The view of Marsaxlokk bay with fishing boats - luzzu.
A luzzu (pronounced like lwtsw in Maltese) is a traditional fishing boat from the Maltese islands. They are brightly painted in shades of yellow, red, green and blue, and the bow is normally pointed with a pair of eyes. These eyes may be the modern survival of an ancient Phoenician custom (also practiced by the ancient Greeks); they are sometimes (and probably inaccurately) referred to as the Eye of Horus or of Osiris.
The luzzu has a double-ended hull. A variant, the kajjik, is similar in appearance, but has a square transom.

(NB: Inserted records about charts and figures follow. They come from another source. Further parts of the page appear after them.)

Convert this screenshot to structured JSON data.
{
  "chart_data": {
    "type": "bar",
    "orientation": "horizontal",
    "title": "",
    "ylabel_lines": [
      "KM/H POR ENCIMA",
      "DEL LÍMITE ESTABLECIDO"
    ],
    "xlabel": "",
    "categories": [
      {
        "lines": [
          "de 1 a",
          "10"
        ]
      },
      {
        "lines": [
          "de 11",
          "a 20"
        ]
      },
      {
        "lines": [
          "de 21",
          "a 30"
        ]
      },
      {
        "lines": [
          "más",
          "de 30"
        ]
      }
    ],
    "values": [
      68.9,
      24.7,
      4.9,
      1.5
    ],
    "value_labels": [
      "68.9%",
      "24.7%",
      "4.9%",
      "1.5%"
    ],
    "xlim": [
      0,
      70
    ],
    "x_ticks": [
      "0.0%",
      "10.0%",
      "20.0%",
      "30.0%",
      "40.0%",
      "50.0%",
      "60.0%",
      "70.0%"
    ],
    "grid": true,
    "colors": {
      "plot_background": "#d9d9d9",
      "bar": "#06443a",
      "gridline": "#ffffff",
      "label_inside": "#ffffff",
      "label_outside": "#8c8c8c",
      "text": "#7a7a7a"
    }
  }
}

The design of the Luzzu, like that of another Maltese boat, the dghajsa, is believed to date back at least to the Phoenician times. The luzzu has survived because it tends to be a sturdy and stable boat even in bad weather. Originally, the luzzu was equipped with sails although nowadays almost all are motorised, with onboard diesel engines being the most common. Some luzzi have been converted to passenger carriers for tourists although the vast majority continue to be used as fishing vessels.
The town of Marsaxlokk is especially famous for the large numbers of luzzu and similar craft operating in its harbor.
The luzzu is one of the symbols of Malta and is featured on the reverse of the older series (1979-89) of Maltese lira coins.